Les parties civiles au procès de Total, d'un de ses sous-traitants et d'un salarié de celui-ci ont livré lundi devant le tribunal correctionnel de Dunkerque le difficile récit de l'explosion ayant coûté la vie d'un salarié à la raffinerie de Mardyck (Nord) en 2009.

"D'un seul coup, ça a fait boum! J'ai vu des flammes et je suis sorti de l'atelier comme une torche", a raconté à la barre Xavier A., un des cinq blessés du drame.

Le 29 janvier 2009, une terrible explosion avait retenti en milieu d'après-midi dans un hangar quelque peu en retrait de la raffinerie classée Seveso II, une secousse si violente que les tôles du bâtiment étaient tombées. A l'origine de l'incident: l'inflammation d'un nuage de gaz à proximité d'un camion de pompage qui aspirait des eaux usées dans un atelier.

"Ce que j'ai, ce n'est rien par rapport au décès d'un collègue. Il y a eu une forte odeur avant l'explosion", relate Philippe S., solide carrure et actuellement en recherche d'emploi.

Plusieurs autres blessés, qui travaillaient pour le sous-traitant Endel le jour du drame, refusent d'aller jusqu'à la barre pour relater les circonstances de l'explosion, contraignant la présidente à lire leurs dépositions lors de l'enquête.

Dans ce procès qui doit s'achever mardi, le groupe pétrolier français Total et son sous-traitant Ortec, société de nettoyage industriel, chargée le jour de l'accident de pomper des eaux usées dans ce hangar, sont poursuivis en tant que personnes morales pour "homicide et blessures involontaires" et "infractions sur l'hygiène et la sécurité". Un salarié d'Ortec est également prévenu des mêmes chefs. Il s'est également porté partie civile en raison de ses multiples blessures.

- 'Pas de règles de sécurité' -

A la barre, il s'exprime péniblement sur ses difficultés pour évacuer son traumatisme, au-delà des séquelles physiques. "Je ne dors plus", dit-il, visage émacié et cheveux courts. "Il est blessé et en même temps on lui reproche des manquements qui auraient causé l'accident. Pour moi il n'y a pas de manquement, car il n'y avait pas de règles de sécurité prévues pour cette opération", a déclaré à l'AFP son conseil, Me Amale Kenbib, lors d'une suspension de séance.

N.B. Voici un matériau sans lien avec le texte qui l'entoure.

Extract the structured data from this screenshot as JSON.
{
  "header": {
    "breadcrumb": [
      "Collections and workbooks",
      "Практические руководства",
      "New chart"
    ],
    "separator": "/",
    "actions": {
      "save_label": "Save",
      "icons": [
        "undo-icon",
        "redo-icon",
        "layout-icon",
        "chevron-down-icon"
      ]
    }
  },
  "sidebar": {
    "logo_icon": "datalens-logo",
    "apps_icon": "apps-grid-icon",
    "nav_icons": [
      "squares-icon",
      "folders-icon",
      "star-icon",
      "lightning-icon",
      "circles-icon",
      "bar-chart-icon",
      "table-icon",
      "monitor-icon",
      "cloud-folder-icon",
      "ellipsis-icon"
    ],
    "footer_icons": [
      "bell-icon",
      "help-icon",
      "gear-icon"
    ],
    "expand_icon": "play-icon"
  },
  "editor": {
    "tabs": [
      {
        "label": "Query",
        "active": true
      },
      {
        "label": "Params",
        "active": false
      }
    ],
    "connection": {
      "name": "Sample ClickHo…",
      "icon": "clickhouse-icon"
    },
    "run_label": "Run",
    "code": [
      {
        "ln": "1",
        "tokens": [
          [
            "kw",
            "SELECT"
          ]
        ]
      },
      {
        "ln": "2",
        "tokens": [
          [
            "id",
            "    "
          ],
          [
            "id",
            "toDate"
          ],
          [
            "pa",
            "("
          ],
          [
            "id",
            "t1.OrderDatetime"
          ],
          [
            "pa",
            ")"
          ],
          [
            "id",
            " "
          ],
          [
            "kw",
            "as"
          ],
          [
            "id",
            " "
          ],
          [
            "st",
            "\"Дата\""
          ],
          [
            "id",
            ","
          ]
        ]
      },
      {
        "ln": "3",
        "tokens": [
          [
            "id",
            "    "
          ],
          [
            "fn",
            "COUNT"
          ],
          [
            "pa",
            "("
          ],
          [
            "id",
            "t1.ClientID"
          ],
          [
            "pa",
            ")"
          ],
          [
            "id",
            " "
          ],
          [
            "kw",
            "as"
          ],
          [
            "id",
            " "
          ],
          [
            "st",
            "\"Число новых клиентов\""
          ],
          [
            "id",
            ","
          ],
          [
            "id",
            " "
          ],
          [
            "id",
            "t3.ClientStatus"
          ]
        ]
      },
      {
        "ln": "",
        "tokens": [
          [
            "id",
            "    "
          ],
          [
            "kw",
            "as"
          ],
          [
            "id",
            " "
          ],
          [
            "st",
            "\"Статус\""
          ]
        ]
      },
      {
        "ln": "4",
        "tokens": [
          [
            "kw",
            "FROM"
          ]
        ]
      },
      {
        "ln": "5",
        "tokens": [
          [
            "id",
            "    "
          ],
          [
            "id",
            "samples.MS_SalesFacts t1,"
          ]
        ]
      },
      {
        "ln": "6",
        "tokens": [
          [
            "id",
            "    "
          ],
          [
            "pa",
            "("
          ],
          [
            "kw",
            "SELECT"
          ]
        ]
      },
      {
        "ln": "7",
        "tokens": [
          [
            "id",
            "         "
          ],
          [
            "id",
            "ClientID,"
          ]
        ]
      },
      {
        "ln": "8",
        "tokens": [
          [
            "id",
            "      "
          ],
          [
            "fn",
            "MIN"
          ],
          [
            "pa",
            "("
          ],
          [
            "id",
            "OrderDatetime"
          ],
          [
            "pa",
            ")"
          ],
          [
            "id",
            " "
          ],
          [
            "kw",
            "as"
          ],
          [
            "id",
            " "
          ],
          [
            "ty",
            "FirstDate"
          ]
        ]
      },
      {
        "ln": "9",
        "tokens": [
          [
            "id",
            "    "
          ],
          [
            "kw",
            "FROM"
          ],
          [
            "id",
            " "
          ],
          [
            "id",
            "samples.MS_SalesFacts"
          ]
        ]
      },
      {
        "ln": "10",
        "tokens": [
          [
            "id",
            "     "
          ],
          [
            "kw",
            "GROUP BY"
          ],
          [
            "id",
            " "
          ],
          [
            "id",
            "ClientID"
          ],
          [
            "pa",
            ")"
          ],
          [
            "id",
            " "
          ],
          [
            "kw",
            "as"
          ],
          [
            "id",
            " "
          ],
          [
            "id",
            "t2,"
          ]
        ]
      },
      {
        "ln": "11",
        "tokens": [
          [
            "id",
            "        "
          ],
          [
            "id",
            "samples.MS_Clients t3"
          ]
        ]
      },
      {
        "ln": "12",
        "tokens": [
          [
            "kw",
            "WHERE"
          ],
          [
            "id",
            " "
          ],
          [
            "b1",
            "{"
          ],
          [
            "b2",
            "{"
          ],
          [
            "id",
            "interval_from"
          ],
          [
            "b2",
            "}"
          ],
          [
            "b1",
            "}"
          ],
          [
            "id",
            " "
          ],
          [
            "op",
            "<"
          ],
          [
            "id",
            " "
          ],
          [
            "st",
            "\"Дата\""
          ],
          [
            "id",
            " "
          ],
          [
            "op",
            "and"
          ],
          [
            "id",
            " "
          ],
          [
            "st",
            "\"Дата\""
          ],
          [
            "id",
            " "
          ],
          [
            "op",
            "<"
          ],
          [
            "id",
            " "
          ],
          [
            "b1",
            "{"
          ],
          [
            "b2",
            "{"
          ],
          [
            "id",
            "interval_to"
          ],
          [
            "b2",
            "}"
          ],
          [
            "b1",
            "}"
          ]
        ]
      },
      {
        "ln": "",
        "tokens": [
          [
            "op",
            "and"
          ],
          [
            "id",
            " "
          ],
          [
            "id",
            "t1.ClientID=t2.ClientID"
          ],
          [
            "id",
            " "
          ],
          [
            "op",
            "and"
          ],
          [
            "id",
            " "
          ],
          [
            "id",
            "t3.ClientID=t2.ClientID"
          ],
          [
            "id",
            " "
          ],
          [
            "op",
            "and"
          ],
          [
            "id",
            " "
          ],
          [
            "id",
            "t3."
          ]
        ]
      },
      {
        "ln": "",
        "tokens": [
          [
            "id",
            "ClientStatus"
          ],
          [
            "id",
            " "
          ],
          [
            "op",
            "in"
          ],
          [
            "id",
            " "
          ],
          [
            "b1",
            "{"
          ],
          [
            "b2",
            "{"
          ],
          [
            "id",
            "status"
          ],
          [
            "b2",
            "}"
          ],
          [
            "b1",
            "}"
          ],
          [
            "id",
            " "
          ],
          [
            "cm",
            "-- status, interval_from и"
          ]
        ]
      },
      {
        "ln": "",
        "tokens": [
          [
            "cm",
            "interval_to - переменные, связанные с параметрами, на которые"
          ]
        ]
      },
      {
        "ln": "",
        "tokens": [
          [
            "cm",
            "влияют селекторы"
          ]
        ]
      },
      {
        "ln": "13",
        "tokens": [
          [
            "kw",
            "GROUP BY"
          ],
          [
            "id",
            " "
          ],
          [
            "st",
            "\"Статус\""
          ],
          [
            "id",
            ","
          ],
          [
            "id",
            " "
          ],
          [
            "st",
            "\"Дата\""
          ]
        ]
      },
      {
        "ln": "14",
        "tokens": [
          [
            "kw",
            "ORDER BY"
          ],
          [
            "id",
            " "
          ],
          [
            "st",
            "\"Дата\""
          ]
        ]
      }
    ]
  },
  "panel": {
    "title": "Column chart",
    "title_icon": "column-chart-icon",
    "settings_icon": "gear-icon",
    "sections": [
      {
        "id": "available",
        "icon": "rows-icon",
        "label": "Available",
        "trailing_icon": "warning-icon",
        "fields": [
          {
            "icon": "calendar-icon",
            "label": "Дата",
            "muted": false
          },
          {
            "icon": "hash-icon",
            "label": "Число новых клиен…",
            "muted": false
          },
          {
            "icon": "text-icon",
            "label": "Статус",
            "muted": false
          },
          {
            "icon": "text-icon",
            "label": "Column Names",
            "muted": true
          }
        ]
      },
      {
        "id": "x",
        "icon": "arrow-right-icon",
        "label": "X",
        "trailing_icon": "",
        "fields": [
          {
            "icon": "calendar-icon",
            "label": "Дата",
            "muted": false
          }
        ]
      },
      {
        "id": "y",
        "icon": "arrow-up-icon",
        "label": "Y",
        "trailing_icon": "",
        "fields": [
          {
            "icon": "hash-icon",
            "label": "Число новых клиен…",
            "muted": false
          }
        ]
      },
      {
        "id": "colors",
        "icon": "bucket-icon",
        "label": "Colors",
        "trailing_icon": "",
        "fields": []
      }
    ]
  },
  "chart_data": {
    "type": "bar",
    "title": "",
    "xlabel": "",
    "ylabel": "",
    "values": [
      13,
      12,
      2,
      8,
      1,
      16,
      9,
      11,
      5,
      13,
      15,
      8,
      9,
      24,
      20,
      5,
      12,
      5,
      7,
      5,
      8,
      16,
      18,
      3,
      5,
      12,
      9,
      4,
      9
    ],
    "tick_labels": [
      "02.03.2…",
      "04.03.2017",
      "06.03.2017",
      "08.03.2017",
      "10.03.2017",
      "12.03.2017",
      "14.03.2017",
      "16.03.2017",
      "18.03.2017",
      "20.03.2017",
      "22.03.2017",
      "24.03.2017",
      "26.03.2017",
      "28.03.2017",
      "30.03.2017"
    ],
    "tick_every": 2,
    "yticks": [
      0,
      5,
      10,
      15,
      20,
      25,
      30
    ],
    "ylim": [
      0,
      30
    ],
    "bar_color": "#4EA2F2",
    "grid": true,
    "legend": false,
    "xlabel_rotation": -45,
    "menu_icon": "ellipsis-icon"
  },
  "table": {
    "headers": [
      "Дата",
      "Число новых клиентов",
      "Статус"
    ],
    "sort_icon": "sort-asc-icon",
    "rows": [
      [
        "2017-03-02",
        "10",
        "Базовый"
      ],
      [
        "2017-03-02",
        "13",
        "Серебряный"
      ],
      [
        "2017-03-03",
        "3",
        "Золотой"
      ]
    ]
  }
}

Dans l'après-midi, l'expert judiciaire, M. Christian Andurand, a pointé une "série de dysfonctionnements". Selon lui, il aurait fallu "dépoter" le camion avant le pompage, c'est-à-dire vider les litres d'essence qui ont favorisé la fuite des vapeurs inflammables. Il a aussi vertement critiqué la présence d'un tel véhicule dans un lieu aussi exigu. "Un camion n'aurait jamais dû entrer là-dedans!" s'est-il exclamé, jugeant qu'on "avait frisé la catastrophe" avec un bilan qui aurait pu être plus dramatique qu'un mort, un salarié d'Ortec de 32 ans, célibataire.

M. Andurand a aussi dénoncé les conditions de travail dans cet atelier, propriété de Total: "C'était impropre au travail, je n'aurais pas pu travailler dans ces conditions", a-t-il lancé.

"L'expert a vu le local après l'incendie, il faut savoir que les pompiers ont mis 30 cm de mousse, il est logique et normal qu'on trouve un sol insalubre", a réagi Me Jean-Benoît Lhomme, avocat du pétrolier, estimant aussi que le camion pouvait bien s'y trouver "en phase avec le plan de prévention".

Un peu plus tard dans l'après-midi, les deux inspecteurs du travail ont dit ne pas avoir reçu de la part d'Ortec et de Total un plan de prévention en bonne et due forme. "Les documents (transmis) ne correspondaient pas à la réglementation", a fustigé M. Nicolas Delemotte.

Le procès doit reprendre mardi 09H00 avec les plaidoiries et les réquisitions. La décision sera très probablement mise en délibéré.

Les personnes morales risquent jusqu'à 225.000 euros d'amende, le prévenu encourt trois ans d'emprisonnement et 45.000 euros d'amende.